Investigar y hacer ciencia en nuestro país no están en consonancia con las políticas que las sustentan ni con el cumplimiento de las mismas por el estado venezolano, algunos las mencionan en ocasión de reconocimiento a sus genuinos representantes sin valorar con justeza la importancia del trabajo que ellos realizan. Recordemos momentos estelares de la ciencia en nuestro país: fundación de la Asociación Venezolana para el avance de la Ciencia-Asovac (1950) y de las Facultades de Ciencia de la Universidad Central de Venezuela (UCV) 1958, de la Universidad de Los Andes (ULA) 1970 y de la Universidad del Zulia (LUZ) 1973. En 1959 el Instituto de Investigaciones Científicas y Tecnológicas (IVIC) inició actividades con 30 investigadores de reconocido prestigio; en 1969 fue creado el Consejo Venezolano de Investigaciones Científicas y Tecnológicas (CONICIT); a partir de la década del sesenta se impulsaron programas destinados a formar recursos humanos para el sector y en años siguientes en las universidades nacionales autónomas comenzaron a funcionar los Consejos de Desarrollo Científico y Humanístico (CDCH) privilegiando en ellas bibliotecas y laboratorios de investigación; se fundaron sociedades científicas y se comenzaron a editar libros y revistas especializadas junto con otras importantes iniciativas; fue un florecer de la cultura en todas sus manifestaciones y de la ciencia en particular. Sin embargo, sólo las universidades nacionales autónomas junto con la Universidad Simón Bolívar (USB) y la Católica Andrés Bellos (UCAB) mantuvieron un ritmo progresivo en el camino de la ciencia y la investigación teniendo como meta la excelencia. Son logros que ahora se ven amenazados por la rigidez de pensamiento y de las ideas buscando condenarlos al olvido.
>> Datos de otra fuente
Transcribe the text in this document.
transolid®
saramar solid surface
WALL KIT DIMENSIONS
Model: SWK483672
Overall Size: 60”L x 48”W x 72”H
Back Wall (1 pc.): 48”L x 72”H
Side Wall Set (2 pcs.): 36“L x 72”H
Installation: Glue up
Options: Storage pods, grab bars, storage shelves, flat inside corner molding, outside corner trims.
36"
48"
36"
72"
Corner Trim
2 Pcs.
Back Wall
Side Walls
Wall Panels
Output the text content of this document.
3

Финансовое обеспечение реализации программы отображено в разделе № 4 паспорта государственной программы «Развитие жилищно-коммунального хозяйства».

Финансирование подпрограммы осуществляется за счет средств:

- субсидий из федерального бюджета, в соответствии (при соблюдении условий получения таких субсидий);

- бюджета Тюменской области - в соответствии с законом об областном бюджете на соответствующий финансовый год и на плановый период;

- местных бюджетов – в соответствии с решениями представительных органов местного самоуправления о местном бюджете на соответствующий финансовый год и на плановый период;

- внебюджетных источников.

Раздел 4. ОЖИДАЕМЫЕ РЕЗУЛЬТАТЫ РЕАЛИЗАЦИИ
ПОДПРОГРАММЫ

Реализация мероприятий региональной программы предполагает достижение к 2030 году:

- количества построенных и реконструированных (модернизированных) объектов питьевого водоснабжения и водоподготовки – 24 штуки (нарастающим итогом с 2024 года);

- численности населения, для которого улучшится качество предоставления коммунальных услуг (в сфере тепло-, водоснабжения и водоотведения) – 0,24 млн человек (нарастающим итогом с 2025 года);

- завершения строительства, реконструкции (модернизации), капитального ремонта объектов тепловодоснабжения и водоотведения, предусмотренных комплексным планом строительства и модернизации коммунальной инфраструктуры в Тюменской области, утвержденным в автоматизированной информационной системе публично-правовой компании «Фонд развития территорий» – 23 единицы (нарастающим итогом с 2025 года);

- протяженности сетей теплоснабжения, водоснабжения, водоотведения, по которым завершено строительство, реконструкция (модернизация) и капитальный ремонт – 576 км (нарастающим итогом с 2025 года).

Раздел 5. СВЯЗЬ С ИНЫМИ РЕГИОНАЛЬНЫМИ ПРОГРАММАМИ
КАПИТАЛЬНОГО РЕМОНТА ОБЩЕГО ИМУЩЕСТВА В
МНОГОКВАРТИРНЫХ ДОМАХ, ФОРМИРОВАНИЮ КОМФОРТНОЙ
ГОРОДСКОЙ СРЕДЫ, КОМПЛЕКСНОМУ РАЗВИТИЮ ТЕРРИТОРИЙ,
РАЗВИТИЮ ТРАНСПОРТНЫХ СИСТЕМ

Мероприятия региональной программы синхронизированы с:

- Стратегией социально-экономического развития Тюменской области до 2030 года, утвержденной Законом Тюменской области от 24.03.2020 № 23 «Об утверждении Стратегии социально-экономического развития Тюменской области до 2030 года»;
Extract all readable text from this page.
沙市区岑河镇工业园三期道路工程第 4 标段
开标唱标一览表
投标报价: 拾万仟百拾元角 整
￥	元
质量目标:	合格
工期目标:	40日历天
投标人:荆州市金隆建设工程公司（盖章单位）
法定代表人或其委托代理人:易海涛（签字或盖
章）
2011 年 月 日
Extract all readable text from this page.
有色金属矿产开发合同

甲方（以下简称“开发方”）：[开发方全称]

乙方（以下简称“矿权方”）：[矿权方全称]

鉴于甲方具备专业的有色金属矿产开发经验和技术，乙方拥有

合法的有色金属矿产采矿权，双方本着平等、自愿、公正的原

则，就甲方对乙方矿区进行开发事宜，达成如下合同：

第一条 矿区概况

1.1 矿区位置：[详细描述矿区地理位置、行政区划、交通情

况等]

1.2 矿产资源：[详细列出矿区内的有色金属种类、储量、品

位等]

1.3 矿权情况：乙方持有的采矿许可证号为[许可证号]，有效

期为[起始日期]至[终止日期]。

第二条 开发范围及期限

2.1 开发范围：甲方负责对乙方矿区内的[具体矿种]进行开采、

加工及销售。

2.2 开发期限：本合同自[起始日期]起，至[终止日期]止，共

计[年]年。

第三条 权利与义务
A pesar de que la ciencia es consubstancial a la comprensión de la complejidad del mundo que nos rodea y con el bienestar de la humanidad, es lamentable que en nuestro país haya experimentado en las dos últimas décadas un retroceso jamás imaginado a sabiendas que ciencia y conocimiento científico son esenciales para nuestro crecimiento en lo social y en lo económico.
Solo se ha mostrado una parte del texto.